I am building a cash cushion -- a ladder of CDs (GICs in Canada) -- that I can cash in instead of selling shares in the event of a market crash. It should last for a couple of years to give share prices time to recover.

I think we are also going to be flexible enough to ease up on spending during tough times if needed -- travel to cheaper countires, or spend more time at home -- but I am not really building that into the plan at this stage.

To get firecalc to work you have a few options:
Use the additional income page for any pensions.
Use the NAV value of the things that have an equivalent cash value...

But - make sure you appropriately address the expense ratios on that page - I know we have much lower expense ratios in the US.
 
rodi, I've taken your advice and played around with Firecalc. It is a cool tool. It didn't give me the unalloyed thumbs-up on my plan that I would have liked.

But I have a very complex spreadsheet model (I'm an economist) that tracks income from different types of investments (dividends, interest, other), sheltered plans (Canadian equivalents of Traditional IRAs and Roth IRAs), a defined benefit pension, public pension and benefits, and the taxation of income and withdrawls. I am using my current dividend and interest yields adjusted down a bit for prudence. Balances are forecast out offset by spending which is indexed for inflation. I assume no capital gains (since no-one can predict capital gains accurately), which builds in an extra degree of prudence, and I will have a cash cushion so that I don't have to sell off during a downturn. Expense ratios are not an issue since I don't hold any funds, but you're right the mutual funds fees are higher in Canada - another reason not to hold funds.

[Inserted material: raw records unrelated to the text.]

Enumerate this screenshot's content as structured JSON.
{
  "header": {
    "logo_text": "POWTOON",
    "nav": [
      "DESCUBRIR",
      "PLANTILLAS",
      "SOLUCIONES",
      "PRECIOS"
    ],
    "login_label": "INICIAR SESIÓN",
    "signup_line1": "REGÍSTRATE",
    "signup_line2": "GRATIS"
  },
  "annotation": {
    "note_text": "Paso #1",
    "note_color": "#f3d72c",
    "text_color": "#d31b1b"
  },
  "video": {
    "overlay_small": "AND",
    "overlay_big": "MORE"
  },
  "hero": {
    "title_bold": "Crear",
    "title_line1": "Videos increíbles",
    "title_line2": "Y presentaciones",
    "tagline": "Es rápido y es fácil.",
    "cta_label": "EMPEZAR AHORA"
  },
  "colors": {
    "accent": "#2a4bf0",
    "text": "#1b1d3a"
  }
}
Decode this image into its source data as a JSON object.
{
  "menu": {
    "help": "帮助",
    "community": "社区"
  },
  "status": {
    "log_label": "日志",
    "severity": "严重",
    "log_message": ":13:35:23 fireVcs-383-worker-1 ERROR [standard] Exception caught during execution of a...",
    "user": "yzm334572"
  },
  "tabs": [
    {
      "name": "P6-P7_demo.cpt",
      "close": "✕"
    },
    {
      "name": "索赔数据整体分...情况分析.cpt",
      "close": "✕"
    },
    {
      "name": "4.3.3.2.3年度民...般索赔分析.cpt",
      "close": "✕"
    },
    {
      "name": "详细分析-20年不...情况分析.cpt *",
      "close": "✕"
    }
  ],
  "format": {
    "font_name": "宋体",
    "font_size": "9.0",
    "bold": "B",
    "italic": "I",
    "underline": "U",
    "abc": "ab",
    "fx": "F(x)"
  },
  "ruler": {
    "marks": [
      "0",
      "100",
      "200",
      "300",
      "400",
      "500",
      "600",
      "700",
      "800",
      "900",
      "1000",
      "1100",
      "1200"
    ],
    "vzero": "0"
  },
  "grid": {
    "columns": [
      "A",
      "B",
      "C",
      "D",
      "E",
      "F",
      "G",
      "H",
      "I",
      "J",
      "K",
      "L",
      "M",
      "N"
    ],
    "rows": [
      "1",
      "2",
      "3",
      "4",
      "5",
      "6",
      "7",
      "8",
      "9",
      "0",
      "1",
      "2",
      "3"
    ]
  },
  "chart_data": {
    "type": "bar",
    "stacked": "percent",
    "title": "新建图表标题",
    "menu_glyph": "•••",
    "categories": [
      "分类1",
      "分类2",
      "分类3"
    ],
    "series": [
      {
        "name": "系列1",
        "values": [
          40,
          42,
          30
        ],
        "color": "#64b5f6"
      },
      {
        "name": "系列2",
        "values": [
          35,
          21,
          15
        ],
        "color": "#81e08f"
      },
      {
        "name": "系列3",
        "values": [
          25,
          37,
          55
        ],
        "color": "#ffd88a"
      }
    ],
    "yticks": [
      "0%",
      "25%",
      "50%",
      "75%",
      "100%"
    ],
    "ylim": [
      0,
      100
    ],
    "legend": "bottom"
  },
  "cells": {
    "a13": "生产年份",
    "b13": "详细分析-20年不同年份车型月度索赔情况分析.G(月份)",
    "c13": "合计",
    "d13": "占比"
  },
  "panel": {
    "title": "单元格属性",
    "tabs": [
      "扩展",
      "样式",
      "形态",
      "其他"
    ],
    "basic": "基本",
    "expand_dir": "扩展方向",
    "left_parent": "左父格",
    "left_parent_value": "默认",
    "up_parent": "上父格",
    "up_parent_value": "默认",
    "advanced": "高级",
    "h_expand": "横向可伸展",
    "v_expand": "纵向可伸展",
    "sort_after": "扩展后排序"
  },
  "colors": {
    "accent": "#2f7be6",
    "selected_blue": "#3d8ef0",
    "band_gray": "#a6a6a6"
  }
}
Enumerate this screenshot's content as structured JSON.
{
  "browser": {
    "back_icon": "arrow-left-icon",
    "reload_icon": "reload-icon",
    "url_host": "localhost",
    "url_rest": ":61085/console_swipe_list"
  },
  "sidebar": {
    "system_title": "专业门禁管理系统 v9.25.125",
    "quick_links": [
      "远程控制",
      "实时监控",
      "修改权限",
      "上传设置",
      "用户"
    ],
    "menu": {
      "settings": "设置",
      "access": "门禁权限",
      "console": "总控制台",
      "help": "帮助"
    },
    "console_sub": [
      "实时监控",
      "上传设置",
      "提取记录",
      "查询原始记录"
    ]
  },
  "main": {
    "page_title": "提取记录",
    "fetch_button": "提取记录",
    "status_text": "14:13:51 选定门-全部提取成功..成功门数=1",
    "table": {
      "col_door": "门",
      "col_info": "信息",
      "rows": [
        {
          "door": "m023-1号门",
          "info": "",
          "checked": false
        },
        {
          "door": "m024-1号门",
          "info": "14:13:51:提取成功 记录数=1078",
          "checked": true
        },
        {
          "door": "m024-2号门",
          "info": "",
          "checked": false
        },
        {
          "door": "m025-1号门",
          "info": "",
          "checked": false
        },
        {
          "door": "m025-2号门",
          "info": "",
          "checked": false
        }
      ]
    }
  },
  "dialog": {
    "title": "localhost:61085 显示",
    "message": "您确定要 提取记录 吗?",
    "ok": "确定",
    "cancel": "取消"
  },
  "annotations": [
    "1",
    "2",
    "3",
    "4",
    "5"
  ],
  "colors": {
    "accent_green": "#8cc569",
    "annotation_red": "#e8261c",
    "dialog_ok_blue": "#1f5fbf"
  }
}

Despite all of this, it is still scary flouting the so-called 4% rule.
 
4% is a number that results by choosing a certain success probability ( I think it's 95%) from a Monte Carlo simulation of the size of a portfolio after 30 years of withdrawals using historical market returns for various asset allocations. People should first do some serious budgeting and analysis of their individual circumstances and the use the 4% rule to see if they are on the retirement ballpark.